Labradford has always set its course through the minimalist ether, but on their fifth full-length release, E Luxo So, you'd be hard-pressed to find even a breeze to hold onto. But the still-water approach works, often with a placid beauty. This time around, the trio of Mark Nelson, Robert Donne and Carter Brown has completely strained out the lyrics, which, on the group's previous work, Mi Media Naranja, existed only as tweaked mumblings. Beats live only as phantasmagoric suggestions, and what is left are skeletal remains of rubbery bass, melancholic pianos and organs, plaintive strings and even a mystic hammered dulcimer. And the guitars? Labradford, believe it or not, has always been a guitar band, although those guitars are processed, looped and stretched beyond recognition. E Luxo So is filled with ghostly guitar, and on "and Jonathon Morken. Photo provided by" the best track on the album surf-rock chords, which sound as if they've been filtered though Jell-O, provide a melodic foundation of sorts.

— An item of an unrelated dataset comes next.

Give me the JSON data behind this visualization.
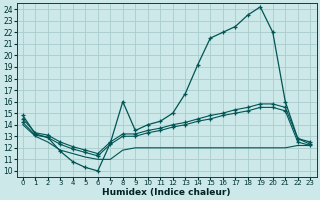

As you can see, the track titles "Dulcimers played by Peter Neff. Strings played" and "Leta O'Steen. Design assistance by John Piper," and so on are the album's credits and clue the listener in on Labradford's process-is-everything take on music-making. Like German technophile and process-ist, Pole, Labradford often utilizes seemingly random hissing and crackling as the core around which the band constructs its eerily winsome soundscapes.
Compared with Pan-American, last year's dubby solo shot from Labradford's guitarist/vocalist, Mark Nelson, E Luxo So barely has a pulse, but then, at 4 in the morning the last thing you'd want is more party music. What would provide womblike comfort at that late hour is a cool, cleansing shower in the ephemerally tranquil sounds of Labradford.